Evolution of JD Advertising System Architecture: From Monolithic Code to Domain‑Driven Design
This article outlines the step‑by‑step architectural evolution of JD's advertising platform, describing how the system progressed from a simple, tightly coupled codebase through context‑based designs to a domain‑driven, capability‑oriented architecture that improves extensibility, reuse, stability, and knowledge transfer.
Since last year JD's advertising delivery system has undergone a major architecture upgrade based on Domain‑Driven Design (DDD). The series of articles aims to explain the motivations, design decisions, and incremental improvements that led to the new architecture.
What makes a good code architecture? It should be easy to extend, enable code reuse, preserve logical knowledge, and run stably. These goals drive the design of the successive generations.
First Generation: No Architecture
The initial design was a flat, database‑centric codebase where data queries and business logic were interwoven, which worked for simple early scenarios but quickly became problematic as features grew.
Problems included patch‑style development with many if‑else branches, repeated data queries, and deep nesting that made the code hard to understand and maintain.
Second Generation: Context Mechanism
To eliminate duplicate queries, a context object was introduced to load all required data at the start of a request and share it throughout the workflow.
While the context solved repeated queries and enabled batch operations, it also introduced heavy, duplicated context‑building code and did not fully address the complexity of multi‑scenario business flows.
Third Generation: Separation of Data and Business Models (Aggregates)
Recognizing that business rules vary across scenarios while the underlying data model remains stable, the design adopted DDD aggregates.

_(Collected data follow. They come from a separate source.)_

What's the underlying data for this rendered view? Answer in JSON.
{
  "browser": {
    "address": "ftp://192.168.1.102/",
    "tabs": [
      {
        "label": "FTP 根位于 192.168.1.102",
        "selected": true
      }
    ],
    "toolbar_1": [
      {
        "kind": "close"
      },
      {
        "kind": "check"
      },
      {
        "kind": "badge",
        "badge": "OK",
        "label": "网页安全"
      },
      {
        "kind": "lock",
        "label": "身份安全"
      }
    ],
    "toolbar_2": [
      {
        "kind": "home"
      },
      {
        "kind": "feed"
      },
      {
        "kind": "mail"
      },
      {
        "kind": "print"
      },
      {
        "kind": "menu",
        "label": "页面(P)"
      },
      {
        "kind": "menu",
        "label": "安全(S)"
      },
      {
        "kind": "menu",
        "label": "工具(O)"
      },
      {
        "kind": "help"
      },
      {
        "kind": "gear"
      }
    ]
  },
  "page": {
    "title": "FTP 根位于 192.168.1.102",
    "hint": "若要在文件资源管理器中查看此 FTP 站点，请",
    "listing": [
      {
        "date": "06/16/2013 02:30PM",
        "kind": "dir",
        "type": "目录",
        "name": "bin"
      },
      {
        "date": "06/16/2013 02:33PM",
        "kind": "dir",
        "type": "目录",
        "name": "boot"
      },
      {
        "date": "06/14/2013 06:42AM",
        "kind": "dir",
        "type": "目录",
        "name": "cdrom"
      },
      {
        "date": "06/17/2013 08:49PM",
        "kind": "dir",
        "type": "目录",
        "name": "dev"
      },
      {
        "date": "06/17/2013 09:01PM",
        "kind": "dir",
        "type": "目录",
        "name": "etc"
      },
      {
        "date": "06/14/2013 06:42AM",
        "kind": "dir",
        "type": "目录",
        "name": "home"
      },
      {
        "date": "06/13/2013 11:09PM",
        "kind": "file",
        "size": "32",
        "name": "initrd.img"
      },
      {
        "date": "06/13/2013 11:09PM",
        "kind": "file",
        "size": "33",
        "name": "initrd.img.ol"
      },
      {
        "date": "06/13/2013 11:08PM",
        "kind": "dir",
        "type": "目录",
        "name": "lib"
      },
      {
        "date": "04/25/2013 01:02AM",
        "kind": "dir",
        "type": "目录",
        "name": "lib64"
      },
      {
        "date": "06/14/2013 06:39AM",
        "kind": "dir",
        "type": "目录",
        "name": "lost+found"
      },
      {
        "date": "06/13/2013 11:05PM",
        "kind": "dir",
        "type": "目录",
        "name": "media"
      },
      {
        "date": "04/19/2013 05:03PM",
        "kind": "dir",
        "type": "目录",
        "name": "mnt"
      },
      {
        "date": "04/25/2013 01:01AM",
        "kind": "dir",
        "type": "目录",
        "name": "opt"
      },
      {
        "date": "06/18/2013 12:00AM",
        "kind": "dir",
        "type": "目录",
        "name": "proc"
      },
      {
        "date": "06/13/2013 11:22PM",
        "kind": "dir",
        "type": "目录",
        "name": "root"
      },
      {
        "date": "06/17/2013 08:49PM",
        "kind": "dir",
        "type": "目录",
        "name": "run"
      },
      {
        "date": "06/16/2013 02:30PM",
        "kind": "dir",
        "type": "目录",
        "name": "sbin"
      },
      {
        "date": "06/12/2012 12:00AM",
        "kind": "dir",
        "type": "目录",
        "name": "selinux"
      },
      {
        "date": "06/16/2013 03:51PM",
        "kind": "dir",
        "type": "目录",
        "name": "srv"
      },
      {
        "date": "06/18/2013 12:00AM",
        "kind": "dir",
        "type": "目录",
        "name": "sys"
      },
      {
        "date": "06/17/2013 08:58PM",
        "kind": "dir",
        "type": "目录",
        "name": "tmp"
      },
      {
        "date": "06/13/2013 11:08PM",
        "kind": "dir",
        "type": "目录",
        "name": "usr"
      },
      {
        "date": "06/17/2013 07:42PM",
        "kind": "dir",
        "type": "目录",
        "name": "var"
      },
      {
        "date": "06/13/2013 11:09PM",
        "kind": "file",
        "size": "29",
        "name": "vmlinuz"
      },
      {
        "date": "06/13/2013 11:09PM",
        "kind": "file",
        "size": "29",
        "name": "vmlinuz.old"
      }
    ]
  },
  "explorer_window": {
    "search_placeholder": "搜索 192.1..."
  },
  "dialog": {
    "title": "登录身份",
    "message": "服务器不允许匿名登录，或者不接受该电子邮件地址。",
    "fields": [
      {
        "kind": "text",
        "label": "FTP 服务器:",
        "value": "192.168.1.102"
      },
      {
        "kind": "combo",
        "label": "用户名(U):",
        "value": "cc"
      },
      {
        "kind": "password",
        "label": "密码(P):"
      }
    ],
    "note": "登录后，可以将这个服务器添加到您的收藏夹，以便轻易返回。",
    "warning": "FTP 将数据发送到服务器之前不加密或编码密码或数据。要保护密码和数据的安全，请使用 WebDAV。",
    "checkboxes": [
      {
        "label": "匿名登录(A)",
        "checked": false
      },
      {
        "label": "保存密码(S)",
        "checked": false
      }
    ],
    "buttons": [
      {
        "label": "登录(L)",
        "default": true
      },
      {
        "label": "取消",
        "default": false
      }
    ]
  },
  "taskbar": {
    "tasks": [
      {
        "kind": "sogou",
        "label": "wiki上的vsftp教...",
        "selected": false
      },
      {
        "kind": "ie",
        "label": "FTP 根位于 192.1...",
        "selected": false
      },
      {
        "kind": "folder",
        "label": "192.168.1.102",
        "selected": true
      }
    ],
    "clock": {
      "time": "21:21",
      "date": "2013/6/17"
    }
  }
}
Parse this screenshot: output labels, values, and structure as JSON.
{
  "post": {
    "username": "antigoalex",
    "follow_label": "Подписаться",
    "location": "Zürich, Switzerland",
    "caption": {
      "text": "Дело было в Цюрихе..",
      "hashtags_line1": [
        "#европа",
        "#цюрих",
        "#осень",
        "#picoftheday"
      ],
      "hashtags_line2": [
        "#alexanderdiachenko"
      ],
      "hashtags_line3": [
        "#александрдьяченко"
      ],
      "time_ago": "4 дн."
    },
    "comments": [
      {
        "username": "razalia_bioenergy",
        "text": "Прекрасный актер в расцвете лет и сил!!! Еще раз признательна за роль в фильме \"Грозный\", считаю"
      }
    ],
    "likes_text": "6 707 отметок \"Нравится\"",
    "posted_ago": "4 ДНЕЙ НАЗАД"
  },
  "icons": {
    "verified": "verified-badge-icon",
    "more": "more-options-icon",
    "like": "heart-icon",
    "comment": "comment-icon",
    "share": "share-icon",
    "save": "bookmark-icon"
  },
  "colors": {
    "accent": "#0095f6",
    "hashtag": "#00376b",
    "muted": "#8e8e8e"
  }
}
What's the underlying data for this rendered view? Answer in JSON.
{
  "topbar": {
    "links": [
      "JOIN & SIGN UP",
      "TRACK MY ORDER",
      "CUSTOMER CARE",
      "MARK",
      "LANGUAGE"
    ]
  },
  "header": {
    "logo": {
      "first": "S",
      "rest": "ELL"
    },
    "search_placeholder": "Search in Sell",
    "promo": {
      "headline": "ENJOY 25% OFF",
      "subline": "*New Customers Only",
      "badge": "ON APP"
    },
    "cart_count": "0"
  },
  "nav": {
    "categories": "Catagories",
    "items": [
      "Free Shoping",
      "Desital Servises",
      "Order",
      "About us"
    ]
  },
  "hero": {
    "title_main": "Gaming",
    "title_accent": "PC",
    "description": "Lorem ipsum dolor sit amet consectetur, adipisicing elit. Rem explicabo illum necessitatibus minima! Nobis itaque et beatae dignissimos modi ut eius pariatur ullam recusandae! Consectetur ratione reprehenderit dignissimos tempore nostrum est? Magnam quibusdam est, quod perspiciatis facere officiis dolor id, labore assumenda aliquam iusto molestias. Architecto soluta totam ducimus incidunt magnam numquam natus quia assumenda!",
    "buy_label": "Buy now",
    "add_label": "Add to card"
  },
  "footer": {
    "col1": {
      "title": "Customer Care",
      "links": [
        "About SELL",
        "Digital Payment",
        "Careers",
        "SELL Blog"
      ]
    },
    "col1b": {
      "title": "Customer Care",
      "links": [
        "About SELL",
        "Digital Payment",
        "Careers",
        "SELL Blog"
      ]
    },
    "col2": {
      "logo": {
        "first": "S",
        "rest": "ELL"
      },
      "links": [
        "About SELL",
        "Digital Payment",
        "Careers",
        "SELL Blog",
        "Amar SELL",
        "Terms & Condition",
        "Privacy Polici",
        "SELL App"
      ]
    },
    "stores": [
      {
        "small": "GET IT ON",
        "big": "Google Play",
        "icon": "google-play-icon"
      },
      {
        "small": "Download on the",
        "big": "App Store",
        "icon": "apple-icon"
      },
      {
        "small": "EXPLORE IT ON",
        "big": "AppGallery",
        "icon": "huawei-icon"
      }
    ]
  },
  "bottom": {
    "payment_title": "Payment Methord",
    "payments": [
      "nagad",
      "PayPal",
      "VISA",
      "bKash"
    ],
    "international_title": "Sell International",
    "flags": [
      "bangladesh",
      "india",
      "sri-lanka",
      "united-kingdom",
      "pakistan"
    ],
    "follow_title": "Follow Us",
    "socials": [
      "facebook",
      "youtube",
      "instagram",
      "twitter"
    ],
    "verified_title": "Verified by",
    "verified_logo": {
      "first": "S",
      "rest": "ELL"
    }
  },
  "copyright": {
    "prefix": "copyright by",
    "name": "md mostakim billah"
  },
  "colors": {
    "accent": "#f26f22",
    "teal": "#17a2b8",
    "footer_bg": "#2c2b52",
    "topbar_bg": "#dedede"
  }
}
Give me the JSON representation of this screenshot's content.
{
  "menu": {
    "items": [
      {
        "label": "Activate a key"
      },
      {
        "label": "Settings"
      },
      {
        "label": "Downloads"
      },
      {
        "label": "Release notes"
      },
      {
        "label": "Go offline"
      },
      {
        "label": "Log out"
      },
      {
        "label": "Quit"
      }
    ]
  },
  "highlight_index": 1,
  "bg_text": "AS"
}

An aggregate groups closely related entities under a single root, exposing a repository for data access.
This abstraction moved most query and assembly logic into the repository layer, dramatically reducing context‑building code, eliminating duplicate implementations, and making the data model easier to understand and maintain.
Fourth Generation: Domain Capability Splitting and Orchestration
The system further decomposes complex business processes into orthogonal "capability nodes". Each node defines a façade and one‑to‑many capability instances (e.g., different bidding strategies). An orchestration layer routes requests to the appropriate instance and composes nodes into complete services.
A standard business‑process executor template enforces a fixed sequence (validation → context init → business logic → persistence → events), allowing the orchestration framework to automatically re‑assemble fragmented logic while preserving data sharing and reducing duplicated queries.
Summary
The architectural evolution—from a monolithic codebase to context‑based designs, then to DDD aggregates, and finally to capability‑oriented orchestration—demonstrates how JD achieved extensibility, code reuse, stability, and easier knowledge transfer in its advertising platform.